El experimentado economista dijo a los periodistas que el aumento de sueldo recortaría el 0,8 por ciento de los empleos en España y “tendría el efecto opuesto al de obstaculizar a quienes más queremos ayudar, los jóvenes”.

De los 19,5 millones de personas registradas como empleadas en España, ese porcentaje asciende a 150.000 empleos.

Un pequeño aumento del salario mínimo tiene poco efecto, pero no hemos tenido que lidiar con tan grandes aumentos salariales antes, y mucho menos un 22,3 por ciento “, explicó Hernández de Cos en su primera conferencia de prensa parlamentaria desde que fue nombrado jefe del Banco Central de España el verano pasado. .

Los aumentos previos del salario mínimo en España fueron del 8 por ciento en 2017 y del 4 por ciento en 2018, pero Hernández de Cos afirma que la obligación del empleador de pagar mucho más hará que despidan a sus trabajadores menos productivos.

La evidencia empírica sobre las consecuencias de los aumentos de SMI (salario mínimo interprofesional) es variada, pero generalmente se considera que tiene un efecto negativo en los empleos periféricos “y tiene” el impacto más significativo en los jóvenes y en los trabajadores no calificados de mayor edad “, agregó.

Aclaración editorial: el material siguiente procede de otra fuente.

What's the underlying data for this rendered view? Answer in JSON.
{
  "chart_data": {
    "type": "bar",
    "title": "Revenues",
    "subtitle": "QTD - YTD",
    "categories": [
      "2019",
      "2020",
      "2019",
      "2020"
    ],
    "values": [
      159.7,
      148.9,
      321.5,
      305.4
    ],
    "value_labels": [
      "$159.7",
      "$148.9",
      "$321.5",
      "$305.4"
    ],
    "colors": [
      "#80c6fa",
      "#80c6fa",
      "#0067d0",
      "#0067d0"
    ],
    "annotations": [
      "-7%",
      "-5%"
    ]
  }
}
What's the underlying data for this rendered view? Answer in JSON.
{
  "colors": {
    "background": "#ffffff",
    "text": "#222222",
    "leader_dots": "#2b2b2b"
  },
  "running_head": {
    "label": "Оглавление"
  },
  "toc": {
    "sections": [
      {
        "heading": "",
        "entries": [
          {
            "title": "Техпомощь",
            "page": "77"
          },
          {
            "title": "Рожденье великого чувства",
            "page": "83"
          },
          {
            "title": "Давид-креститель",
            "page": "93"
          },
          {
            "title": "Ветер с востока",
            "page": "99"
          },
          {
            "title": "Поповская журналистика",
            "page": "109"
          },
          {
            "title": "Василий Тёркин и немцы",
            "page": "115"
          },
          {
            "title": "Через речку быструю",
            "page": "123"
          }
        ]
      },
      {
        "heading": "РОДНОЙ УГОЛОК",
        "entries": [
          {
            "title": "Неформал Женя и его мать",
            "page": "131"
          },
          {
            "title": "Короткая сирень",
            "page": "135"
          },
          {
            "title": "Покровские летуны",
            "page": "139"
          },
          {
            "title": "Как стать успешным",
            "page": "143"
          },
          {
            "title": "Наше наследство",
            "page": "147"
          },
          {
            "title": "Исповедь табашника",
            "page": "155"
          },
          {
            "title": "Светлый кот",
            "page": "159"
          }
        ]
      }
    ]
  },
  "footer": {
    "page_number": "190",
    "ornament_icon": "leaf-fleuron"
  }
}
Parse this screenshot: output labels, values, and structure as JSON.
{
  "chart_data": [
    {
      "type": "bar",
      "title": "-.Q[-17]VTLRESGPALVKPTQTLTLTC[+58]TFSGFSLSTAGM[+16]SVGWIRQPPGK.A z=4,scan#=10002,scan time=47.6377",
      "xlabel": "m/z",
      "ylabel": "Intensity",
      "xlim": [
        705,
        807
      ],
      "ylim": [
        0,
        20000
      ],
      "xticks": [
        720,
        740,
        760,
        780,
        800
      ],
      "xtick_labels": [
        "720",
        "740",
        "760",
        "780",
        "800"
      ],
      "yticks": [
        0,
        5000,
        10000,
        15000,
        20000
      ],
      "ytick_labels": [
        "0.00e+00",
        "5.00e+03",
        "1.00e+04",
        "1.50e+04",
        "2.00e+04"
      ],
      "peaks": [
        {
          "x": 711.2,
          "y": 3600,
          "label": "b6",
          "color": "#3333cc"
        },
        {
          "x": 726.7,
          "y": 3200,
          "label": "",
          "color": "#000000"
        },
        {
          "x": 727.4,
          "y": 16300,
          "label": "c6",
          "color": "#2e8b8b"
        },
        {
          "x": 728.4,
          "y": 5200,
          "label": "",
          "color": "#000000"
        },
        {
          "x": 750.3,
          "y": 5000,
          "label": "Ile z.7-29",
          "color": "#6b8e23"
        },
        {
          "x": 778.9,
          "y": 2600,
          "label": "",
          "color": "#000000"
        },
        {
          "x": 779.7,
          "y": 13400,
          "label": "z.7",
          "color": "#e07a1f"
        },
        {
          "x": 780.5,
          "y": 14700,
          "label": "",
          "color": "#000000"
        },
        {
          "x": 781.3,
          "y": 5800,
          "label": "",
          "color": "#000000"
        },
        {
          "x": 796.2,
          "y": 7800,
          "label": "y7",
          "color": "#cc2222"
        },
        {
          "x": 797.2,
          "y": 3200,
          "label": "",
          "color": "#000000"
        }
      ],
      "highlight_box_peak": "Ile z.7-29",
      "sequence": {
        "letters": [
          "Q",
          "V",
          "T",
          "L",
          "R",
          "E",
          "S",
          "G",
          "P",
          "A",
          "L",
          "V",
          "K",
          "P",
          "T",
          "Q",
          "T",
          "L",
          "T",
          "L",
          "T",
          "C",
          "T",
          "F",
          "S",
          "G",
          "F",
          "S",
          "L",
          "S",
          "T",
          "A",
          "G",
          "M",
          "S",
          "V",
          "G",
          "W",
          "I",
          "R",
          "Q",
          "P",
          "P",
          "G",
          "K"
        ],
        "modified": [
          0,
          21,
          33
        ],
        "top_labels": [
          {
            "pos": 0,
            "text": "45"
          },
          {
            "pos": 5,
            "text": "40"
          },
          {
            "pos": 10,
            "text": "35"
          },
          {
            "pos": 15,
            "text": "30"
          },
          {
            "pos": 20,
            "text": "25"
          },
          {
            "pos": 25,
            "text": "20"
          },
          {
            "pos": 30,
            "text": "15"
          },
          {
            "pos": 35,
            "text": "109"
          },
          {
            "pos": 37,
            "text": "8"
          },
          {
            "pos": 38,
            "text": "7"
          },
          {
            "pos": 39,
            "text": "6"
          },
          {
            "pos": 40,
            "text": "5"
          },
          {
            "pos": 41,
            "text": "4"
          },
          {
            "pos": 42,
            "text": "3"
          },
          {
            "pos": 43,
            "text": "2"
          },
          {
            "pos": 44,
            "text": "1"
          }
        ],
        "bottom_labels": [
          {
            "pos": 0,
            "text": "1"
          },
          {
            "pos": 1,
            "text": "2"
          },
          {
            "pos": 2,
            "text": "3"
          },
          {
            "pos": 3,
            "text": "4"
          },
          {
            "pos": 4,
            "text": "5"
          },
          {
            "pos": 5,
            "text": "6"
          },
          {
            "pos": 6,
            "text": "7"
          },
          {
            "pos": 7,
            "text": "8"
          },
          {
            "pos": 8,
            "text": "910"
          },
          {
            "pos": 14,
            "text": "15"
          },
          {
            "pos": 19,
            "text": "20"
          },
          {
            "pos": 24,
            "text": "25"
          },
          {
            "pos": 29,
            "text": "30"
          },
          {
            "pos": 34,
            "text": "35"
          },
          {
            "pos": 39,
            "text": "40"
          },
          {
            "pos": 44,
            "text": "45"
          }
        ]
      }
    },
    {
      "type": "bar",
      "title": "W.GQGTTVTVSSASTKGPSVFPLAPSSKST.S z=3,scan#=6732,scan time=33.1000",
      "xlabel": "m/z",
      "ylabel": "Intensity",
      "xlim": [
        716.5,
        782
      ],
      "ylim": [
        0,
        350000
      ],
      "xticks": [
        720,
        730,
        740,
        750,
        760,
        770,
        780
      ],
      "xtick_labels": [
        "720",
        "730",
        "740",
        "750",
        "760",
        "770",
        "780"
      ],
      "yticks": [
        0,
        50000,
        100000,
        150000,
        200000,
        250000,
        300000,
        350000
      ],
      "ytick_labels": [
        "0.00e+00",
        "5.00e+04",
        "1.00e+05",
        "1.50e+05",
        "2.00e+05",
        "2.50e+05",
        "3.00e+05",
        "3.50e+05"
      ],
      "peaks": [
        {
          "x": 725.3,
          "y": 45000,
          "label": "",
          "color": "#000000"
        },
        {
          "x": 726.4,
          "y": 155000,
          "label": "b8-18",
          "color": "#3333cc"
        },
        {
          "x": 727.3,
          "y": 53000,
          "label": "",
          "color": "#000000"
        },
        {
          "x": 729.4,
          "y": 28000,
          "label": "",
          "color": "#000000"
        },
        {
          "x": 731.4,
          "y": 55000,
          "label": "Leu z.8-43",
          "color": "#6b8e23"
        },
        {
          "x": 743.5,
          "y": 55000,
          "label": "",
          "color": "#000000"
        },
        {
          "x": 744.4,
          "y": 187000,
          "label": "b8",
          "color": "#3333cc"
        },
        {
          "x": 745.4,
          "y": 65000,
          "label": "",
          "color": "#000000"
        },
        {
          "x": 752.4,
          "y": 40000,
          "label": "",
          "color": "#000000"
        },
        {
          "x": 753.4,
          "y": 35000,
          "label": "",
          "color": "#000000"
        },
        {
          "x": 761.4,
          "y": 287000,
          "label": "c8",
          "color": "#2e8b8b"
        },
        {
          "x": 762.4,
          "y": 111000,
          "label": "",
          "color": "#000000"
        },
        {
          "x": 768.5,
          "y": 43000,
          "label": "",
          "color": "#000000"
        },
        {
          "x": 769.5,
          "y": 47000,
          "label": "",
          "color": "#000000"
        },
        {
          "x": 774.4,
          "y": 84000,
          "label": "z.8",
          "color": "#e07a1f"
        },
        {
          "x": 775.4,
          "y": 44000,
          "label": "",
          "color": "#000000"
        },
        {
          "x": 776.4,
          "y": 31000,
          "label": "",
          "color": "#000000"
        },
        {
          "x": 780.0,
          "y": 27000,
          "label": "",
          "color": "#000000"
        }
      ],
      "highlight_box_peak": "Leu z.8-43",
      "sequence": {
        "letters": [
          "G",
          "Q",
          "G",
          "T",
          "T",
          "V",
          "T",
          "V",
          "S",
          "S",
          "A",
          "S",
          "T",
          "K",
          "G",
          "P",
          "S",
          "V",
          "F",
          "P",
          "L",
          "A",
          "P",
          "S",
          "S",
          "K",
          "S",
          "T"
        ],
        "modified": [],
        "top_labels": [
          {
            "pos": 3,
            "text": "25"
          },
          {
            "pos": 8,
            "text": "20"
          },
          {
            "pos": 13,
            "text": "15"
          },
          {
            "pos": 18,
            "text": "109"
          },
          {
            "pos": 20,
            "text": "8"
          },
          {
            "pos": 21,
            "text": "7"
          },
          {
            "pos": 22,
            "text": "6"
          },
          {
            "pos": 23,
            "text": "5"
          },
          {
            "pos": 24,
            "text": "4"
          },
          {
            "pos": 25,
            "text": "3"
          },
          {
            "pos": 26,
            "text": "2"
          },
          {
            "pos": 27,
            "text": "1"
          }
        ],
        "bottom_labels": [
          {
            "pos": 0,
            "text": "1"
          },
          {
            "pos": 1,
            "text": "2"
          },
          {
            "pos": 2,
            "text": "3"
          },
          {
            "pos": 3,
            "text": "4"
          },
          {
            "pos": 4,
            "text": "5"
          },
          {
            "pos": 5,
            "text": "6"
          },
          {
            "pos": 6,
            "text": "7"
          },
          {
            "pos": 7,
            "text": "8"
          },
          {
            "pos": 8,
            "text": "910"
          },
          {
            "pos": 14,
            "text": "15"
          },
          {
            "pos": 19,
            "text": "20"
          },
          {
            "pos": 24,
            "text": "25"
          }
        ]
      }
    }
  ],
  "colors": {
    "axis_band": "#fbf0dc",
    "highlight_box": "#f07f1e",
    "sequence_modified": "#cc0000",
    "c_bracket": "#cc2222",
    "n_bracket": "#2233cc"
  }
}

Según el economista, la forma más efectiva de proteger a estos trabajadores vulnerables es abordar la excesiva demanda de trabajo temporal del mercado laboral, así como los altos volúmenes de negocios y la explotación laboral por turnos.

El aumento de $ 900 SMI del gobierno español se sumará a € 12,600 al año para las apuestas mínimas del país, ya que es tradicional en España que los trabajadores reciban dos salarios adicionales en verano y en Navidad, lo que hace que el total llegue a 14 nóminas.

El desempleo cayó por debajo del 15 por ciento por primera vez en 10 años durante el período de verano de 2018, informó el instituto público español de datos INE a fines de octubre (seis meses antes de lo previsto por el megabanque español BBVA).

El desempleo juvenil sigue siendo alto, 28 por ciento, pero aún es mucho menos alarmante que durante el apogeo de la crisis financiera, cuando superó el 55 por ciento en 2013 (el desempleo promedio en España se acercó a 27 por ciento ese año).